Temperatures in the UK and Europe are on track to set all time records today. Headlines on BBC are “Warnings of Heat Apocalypse (link)”, which for once are actually not far off …

Click to embiggen. Expected high temperature in degrees F for the ignorant colonists.

France has been suffering for several days, with not just high temperatures but extensive fires in the Southwest of the country. Portugal and Spain also have extensive fires, here is one as observed by the EU’s Sentinel satellite system:

European Union, Copernicus Sentinel-2 imagery of Castilla y Léon , in western Spain.

London is under its first ever “Red Extreme Heat Warning (link)” and is on track for records today. The overall high temperature record is the UK us 38.7F, or 101.7. That record will almost certainly be broken somewhere in southern England today. But records are broken all the time, given the fact our record of observations is relatively limited. So just how unusual is this? Let’s take a closer look.

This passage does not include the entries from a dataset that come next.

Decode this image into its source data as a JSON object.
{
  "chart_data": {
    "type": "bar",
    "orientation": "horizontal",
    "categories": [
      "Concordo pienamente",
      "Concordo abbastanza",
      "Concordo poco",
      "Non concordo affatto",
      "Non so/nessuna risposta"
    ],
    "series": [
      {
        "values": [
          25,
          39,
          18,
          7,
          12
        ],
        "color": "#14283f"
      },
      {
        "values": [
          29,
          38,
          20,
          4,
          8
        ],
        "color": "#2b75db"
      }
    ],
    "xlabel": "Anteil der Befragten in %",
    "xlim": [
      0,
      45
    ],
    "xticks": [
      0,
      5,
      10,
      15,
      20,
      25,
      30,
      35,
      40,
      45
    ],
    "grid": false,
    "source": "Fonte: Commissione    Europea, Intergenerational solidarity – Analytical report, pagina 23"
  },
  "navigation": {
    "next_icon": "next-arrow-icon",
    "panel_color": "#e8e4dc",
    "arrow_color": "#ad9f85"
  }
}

The observatory at Greenwich has been collecting data since 1841. That’s a pretty good record, but it’s only 180 years. Using data from 1991 to 2020, the average high in July is 74.8F, the record is 95.5F, the all time record, set in August 2003, is 99.5F. The previous record was set in 1990 at 95F. So if the temperature does hit 106F as forecast then both the July and all time records will be shattered. So this is a pretty unusual event. Is it related to climate change? Well, that’s a more complicated question. The temperatures are likely higher due to anthropogenic (human caused) factors. Pointing the finger at any given day or event and screaming “J’ACCUSE!” is really tricky (and scientifically unsound). What we can say is that events like this are more likely, and we will see more of them going forward. That’s not a good thing.

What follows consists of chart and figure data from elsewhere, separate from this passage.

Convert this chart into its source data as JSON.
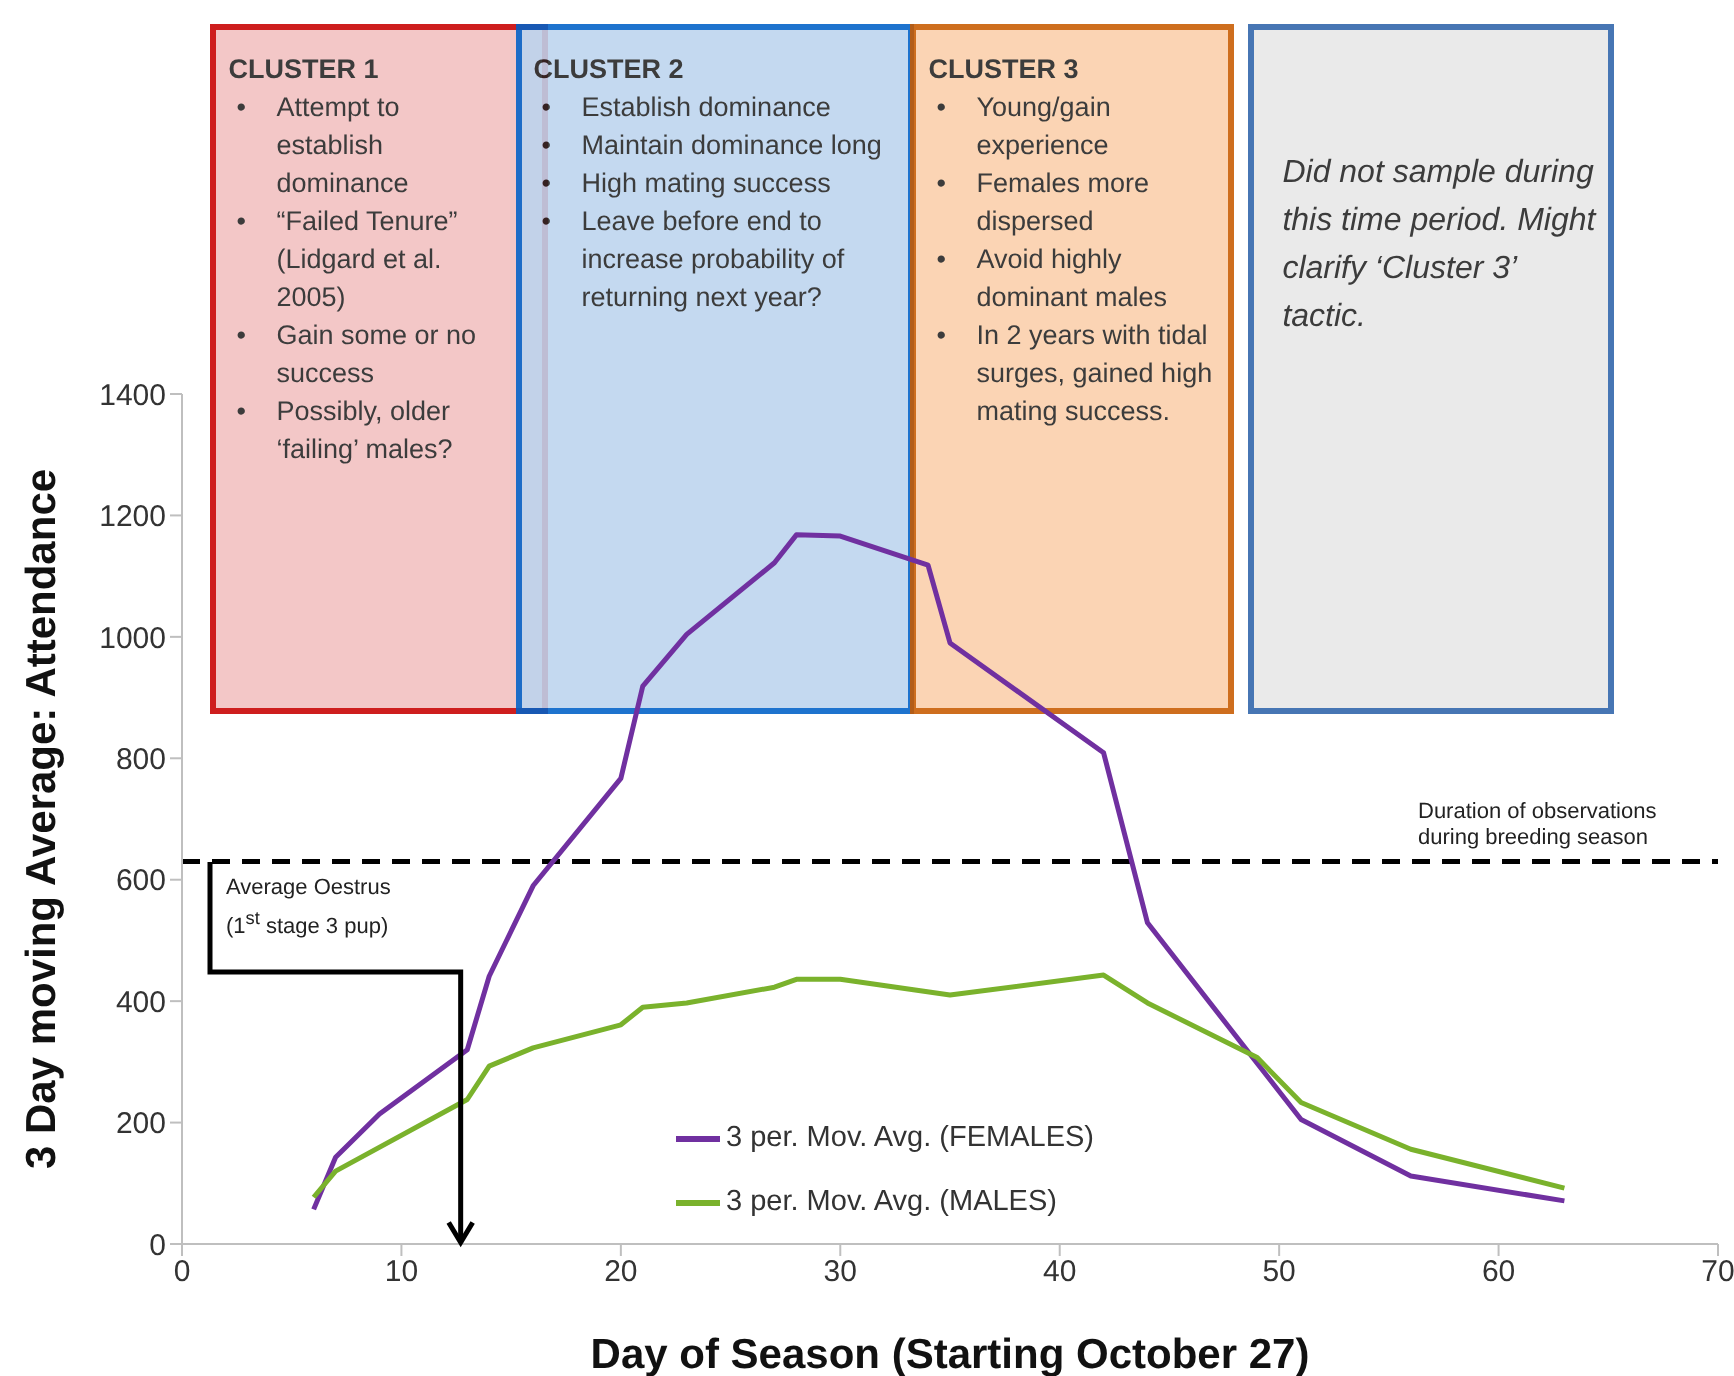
{
  "chart_data": {
    "type": "line",
    "xlabel": "Day of Season (Starting October 27)",
    "ylabel": "3 Day moving Average: Attendance",
    "xlim": [
      0,
      70
    ],
    "xticks": [
      0,
      10,
      20,
      30,
      40,
      50,
      60,
      70
    ],
    "ylim": [
      0,
      1400
    ],
    "yticks": [
      0,
      200,
      400,
      600,
      800,
      1000,
      1200,
      1400
    ],
    "grid": false,
    "legend": "bottom",
    "marker": "none",
    "series": [
      {
        "name": "3 per. Mov. Avg. (FEMALES)",
        "color": "#7030a0",
        "x": [
          6,
          7,
          9,
          13,
          14,
          16,
          20,
          21,
          23,
          27,
          28,
          30,
          34,
          35,
          42,
          44,
          51,
          56,
          63
        ],
        "values": [
          57,
          143,
          214,
          320,
          441,
          590,
          767,
          919,
          1004,
          1122,
          1168,
          1166,
          1118,
          990,
          809,
          529,
          205,
          112,
          71
        ]
      },
      {
        "name": "3 per. Mov. Avg. (MALES)",
        "color": "#7ab22c",
        "x": [
          6,
          7,
          13,
          14,
          16,
          20,
          21,
          23,
          27,
          28,
          30,
          35,
          42,
          44,
          49,
          51,
          56,
          63
        ],
        "values": [
          77,
          120,
          238,
          293,
          323,
          361,
          390,
          397,
          423,
          436,
          436,
          410,
          443,
          397,
          307,
          233,
          156,
          92
        ]
      }
    ],
    "ref_lines": [
      {
        "axis": "y",
        "value": 630,
        "label": "Duration of observations\nduring breeding season",
        "color": "#000000",
        "line_style": "dashed"
      },
      {
        "axis": "x",
        "value": 12.7,
        "label": "Average Oestrus\n(1$^{st}$ stage 3 pup)",
        "color": "#000000",
        "line_style": "solid"
      }
    ],
    "bands": [
      {
        "axis": "x",
        "from": 1.3,
        "to": 16.7,
        "color": "#f2c0c0",
        "label": "CLUSTER 1\n• Attempt to establish dominance\n• “Failed Tenure” (Lidgard et al. 2005)\n• Gain some or no success\n• Possibly, older ‘failing’ males?"
      },
      {
        "axis": "x",
        "from": 15.2,
        "to": 33.4,
        "color": "#bcd4ee",
        "label": "CLUSTER 2\n• Establish dominance\n• Maintain dominance long\n• High mating success\n• Leave before end to increase probability of returning next year?"
      },
      {
        "axis": "x",
        "from": 33.2,
        "to": 47.9,
        "color": "#fbcfaa",
        "label": "CLUSTER 3\n• Young/gain experience\n• Females more dispersed\n• Avoid highly dominant males\n• In 2 years with tidal surges, gained high mating success."
      },
      {
        "axis": "x",
        "from": 48.6,
        "to": 65.3,
        "color": "#e8e8e8",
        "label": "Did not sample during this time period. Might clarify ‘Cluster 3’ tactic."
      }
    ]
  }
}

Coastal GA/SC Rain 9-11 July

There has been an interesting (and needed) rain event over Coastal GA (Savannah) and the South Carolina Low Country the last few days. Here is the Multi Radar Multi Sensor (MRMS) 72 hour accumulation from 8am 9 July to 8am 12 July 2022:

Click to embiggen and see location labels

The gauge at the Enki office in Midtown Savannah is showing 5.99″, which is close to the MRMS estimate. Notice the very sharp gradient and the southwest-northeast line area of heavy rain running along the coast. This is caused by storm cells following roughly the same ground track during the big rain events the last few days. Saturday and Sunday night’s rain each of dropped over 2″, and 1.8″ another last night. So far in July our gauge is showing 8.08″. But compare that to the Savannah International Airport, located 8.5 miles inland, which has only had 2.15″ over the same period. For this weekend’s rain, rain totals varied from under an inch in parts of Pooler to over 6.5″ in parts of downtown, around 5.5″ midtown, 4.5 at Hunter Army Air Field, and over 5″ at Skidaway and parts of the Islands.

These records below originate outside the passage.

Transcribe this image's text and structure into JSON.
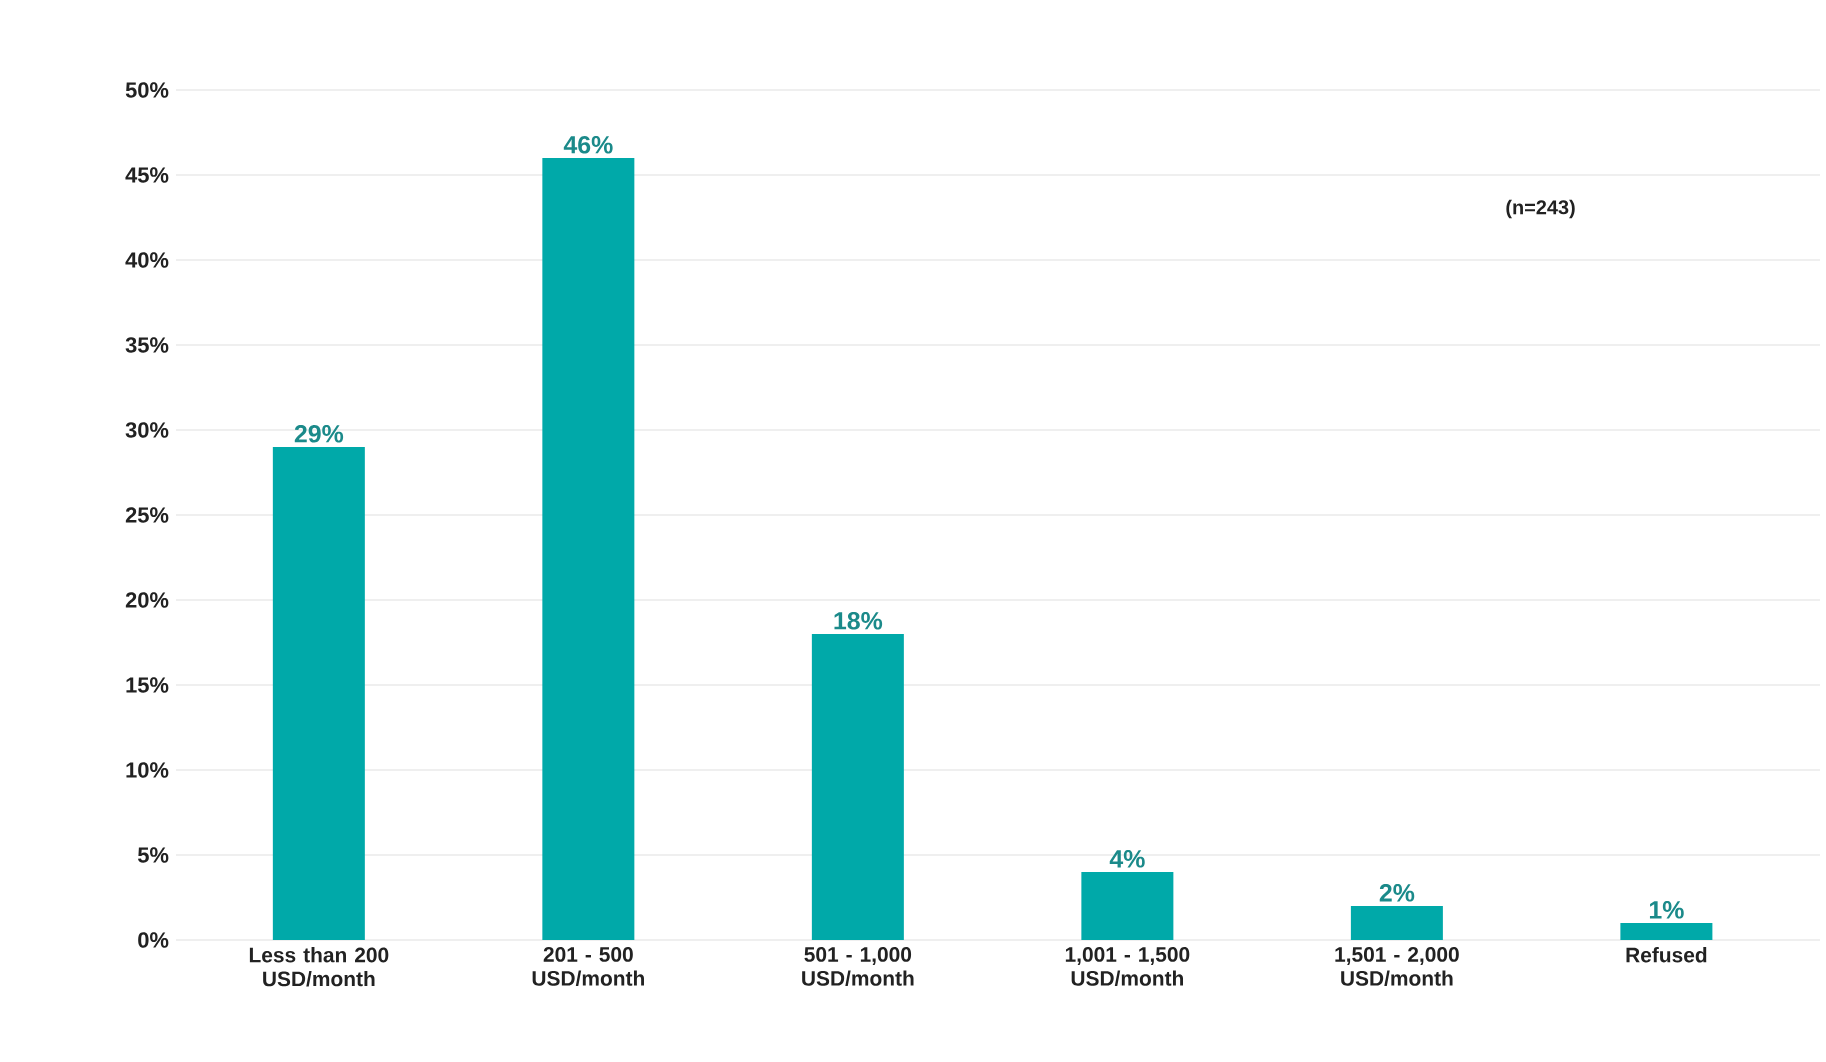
{
  "chart_data": {
    "type": "bar",
    "categories": [
      "Less than 200 USD/month",
      "201 - 500 USD/month",
      "501 - 1,000 USD/month",
      "1,001 - 1,500 USD/month",
      "1,501 - 2,000 USD/month",
      "Refused"
    ],
    "values": [
      29,
      46,
      18,
      4,
      2,
      1
    ],
    "value_labels": [
      "29%",
      "46%",
      "18%",
      "4%",
      "2%",
      "1%"
    ],
    "color": "#00a9a9",
    "ylim": [
      0,
      50
    ],
    "yticks": [
      {
        "value": 0,
        "label": "0%"
      },
      {
        "value": 5,
        "label": "5%"
      },
      {
        "value": 10,
        "label": "10%"
      },
      {
        "value": 15,
        "label": "15%"
      },
      {
        "value": 20,
        "label": "20%"
      },
      {
        "value": 25,
        "label": "25%"
      },
      {
        "value": 30,
        "label": "30%"
      },
      {
        "value": 35,
        "label": "35%"
      },
      {
        "value": 40,
        "label": "40%"
      },
      {
        "value": 45,
        "label": "45%"
      },
      {
        "value": 50,
        "label": "50%"
      }
    ],
    "grid": "y",
    "annotations": [
      "(n=243)"
    ]
  }
}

Rain is one of the hardest weather variables to forecast. This example shows why – sites located only a few miles apart (indeed, only a few city blocks apart) can show radically different rain totals depending on the exact track of thunderstorm cells. Winter rains (stratiform rain) tend to be more uniform. But summer rain, which is typically convective (produced by thunderstorms), can be far more localized.

Thing in the Gulf, First Webb Images

There is an area in the northern Gulf of Mexico being watched by the National Hurricane Center. If you like watching paint dry, you can too, otherwise, by far the most likely outcome is heavy rain along the Gulf Coast. Elsewhere, the only actual storm is Hurricane Darby, about halfway between Baja and Hawai’i. So you can relax and enjoy the first Webb Space Telescope images. As good as the Hubble images were, Webb is an order of magnitude better. Here is a comparison of galaxies seen in the first public image released yesterday:

Webb (left), HST (right)

To make this even more incredible, the HST images are from a 10 day (240 hour) exposure. The Webb images are from only a 12 hour exposure! More images are coming this morning … this is an amazing view of the early universe, and Webb should provide fertile ground for advances in many areas of astronomy and astrophysics.